Jamie Rusiti: The premise of Good Bye Lenin! is one that, on paper, sounds absurd: In East Germany, only days before the Berlin Wall fell in 1989, devout mother and loyal Communist, Christine (Katrin Straß), witnesses her son rioting against the East German police and abruptly falls into a coma. Eight months later she awakens and is returned to the care of her children, Alex (Daniel Brühl) and Ariane (Maria Simon), with a warning that “the slightest shock could kill her.” This is all well and good, save for the fact that life as she knew it has been completely destroyed and rebuilt with the addition of gargantuan Coca-Cola billboards and Burger King restaurants. Hence, Alex and Ariane embark on a mission to hide the fall of East Germany from their mother, reverting their apartment back to its old drab décor, and constructing false TV news reports for her to watch. Wolfgang Becker’s film feels inseparable from Berlin itself, with vibrant primary colours mimicking the city’s giant pink pipelines and painted remnants of the Wall. And indeed, just as the Wall’s murals are still marked with bullet holes, Good Bye Lenin! exudes an underlying air of tragic sadness beneath its comic façade. Exemplifying a brand of tragicomedy that has continued to grow in contemporary German art-house (eg. 2013’s Finsterworld), the film shows us that perhaps it’s not its premise that is absurd, but the very way in which an ideology can so quickly become all consuming, and then just as abruptly be forgotten.

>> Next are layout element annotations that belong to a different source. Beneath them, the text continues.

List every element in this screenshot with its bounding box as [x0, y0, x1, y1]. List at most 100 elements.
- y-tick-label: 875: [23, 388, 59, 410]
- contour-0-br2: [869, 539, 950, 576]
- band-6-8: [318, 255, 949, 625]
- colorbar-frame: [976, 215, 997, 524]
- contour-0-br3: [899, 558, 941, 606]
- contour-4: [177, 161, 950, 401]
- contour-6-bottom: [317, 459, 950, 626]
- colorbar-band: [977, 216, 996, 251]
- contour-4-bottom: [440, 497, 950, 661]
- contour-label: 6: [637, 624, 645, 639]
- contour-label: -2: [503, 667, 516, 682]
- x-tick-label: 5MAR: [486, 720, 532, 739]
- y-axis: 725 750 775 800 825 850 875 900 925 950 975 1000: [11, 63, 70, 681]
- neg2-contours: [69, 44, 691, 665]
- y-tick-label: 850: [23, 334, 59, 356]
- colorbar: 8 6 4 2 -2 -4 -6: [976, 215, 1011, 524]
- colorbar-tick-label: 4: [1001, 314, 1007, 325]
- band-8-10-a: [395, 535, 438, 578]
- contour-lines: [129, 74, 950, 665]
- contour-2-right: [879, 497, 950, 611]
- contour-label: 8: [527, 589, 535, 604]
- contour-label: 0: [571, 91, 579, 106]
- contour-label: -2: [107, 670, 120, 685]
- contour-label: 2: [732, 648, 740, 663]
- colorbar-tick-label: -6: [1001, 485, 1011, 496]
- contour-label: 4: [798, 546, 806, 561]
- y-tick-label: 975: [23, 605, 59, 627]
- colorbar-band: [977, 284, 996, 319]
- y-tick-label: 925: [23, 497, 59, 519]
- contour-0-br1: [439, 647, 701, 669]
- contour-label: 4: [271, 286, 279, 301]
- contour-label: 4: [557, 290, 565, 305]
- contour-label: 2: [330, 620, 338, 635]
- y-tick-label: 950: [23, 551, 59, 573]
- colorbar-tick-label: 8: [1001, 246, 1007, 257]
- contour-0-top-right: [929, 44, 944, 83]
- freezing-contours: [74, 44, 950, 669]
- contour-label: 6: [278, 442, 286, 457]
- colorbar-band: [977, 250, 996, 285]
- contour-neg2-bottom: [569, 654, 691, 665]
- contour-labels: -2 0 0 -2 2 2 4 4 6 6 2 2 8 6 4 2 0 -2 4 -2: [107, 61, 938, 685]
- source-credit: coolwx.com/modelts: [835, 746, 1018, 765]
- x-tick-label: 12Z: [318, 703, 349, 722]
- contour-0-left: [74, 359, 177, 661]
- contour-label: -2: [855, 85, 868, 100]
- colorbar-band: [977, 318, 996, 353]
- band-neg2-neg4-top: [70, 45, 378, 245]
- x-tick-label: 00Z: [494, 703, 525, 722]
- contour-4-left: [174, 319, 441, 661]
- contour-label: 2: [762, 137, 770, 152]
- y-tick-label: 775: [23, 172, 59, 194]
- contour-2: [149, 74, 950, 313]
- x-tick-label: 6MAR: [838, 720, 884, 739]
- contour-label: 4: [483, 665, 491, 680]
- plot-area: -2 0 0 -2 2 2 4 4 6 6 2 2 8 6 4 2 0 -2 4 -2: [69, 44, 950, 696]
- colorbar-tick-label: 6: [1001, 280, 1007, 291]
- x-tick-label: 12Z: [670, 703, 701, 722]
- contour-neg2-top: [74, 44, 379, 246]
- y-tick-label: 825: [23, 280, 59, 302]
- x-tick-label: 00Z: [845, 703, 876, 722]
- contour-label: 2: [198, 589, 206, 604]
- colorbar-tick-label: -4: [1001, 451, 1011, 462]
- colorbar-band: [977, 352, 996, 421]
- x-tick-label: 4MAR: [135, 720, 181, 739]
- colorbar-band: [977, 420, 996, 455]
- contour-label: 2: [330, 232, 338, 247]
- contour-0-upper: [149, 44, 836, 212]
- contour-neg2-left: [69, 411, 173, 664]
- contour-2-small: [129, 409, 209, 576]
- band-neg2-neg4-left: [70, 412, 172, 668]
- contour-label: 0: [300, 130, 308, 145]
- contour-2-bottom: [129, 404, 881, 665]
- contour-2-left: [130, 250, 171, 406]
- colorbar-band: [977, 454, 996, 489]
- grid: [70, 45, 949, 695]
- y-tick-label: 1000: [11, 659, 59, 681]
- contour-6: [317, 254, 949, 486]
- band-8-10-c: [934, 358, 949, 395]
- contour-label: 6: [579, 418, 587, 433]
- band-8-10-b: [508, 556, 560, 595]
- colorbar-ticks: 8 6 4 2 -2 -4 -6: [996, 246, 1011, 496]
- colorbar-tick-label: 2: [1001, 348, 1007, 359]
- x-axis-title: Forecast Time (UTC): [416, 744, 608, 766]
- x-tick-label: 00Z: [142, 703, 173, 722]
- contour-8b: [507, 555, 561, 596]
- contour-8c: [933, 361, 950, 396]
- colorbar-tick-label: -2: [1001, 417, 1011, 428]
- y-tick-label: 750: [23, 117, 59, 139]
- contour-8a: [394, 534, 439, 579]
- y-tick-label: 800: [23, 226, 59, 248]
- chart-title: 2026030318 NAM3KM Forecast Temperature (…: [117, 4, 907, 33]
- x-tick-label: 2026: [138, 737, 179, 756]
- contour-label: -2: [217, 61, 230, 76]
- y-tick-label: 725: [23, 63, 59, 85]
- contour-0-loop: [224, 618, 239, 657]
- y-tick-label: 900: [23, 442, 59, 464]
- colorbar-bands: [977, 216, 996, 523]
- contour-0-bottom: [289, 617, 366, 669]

Felix Hubble: The Wackness will always be a very special film to me. I first caught it when I was fifteen and it was one of those select few at that time (along with Fight Club, Wristcutters: A Love Story and Freddy Got Fingered) that I would watch again and again endlessly on my iPod Video’s tiny 320×240 pixel screen as I went to sleep. It was one of those rare films (at least for my younger self) in which I felt connected to aspects of every character’s lives, and one of the few that could bring me to tears – surprising because I normally hate coming of age flicks (the film, like the few listed above, was probably aided by its ‘2edgy4u’ content). I have no idea how it holds up, but I’m sure its timeless 90s hip-hop soundtrack is still totally bompin’ and it’s probably worth checking out for that alone. I’m super excited to revisit this film five or so years later, as a sort-of time capsule of the filmic preferences of my former self. I can also recommend (for those who haven’t seen it, I’m sure it’s probably not as fun on the re-watch) the Norwegian film Headhunters. I stumbled across Headhunters one night when Netflix suggested it to me and I have to say, I was kind of blown away. As the Netflixers among you are sure to know, Netflix recommendations are often fairly inaccurate, and often consist of solely B-movie filler that contains a lot of what you generally like to see in films recreated in a poor manner, things similar to whatever your housemates are into and stuff you’ve already seen – Headhunters was the exception to this rule. Funny, smart, brutal and captivating overall, Headhunters follows a professional headhunter who leads a double life as a professional art thief, and then some stuff goes down (I don’t want to spoil any of it, just go and check it out). I’m sure it’s not as fun on the rewatch once all its twists and turns have been revealed but on the first watch, Headhunters is a super-fantastic time. Finally, I’d be remiss not to point out that Monty Python’s Life of Brian is on the service (it’s Python, it’s great, and I’m sure you’ve already seen it – if you haven’t, what are you doing with your life), and SBS’s On Demand app is great (on Playstation at least) so I’d highly recommend checking out the rest of their new catalogue.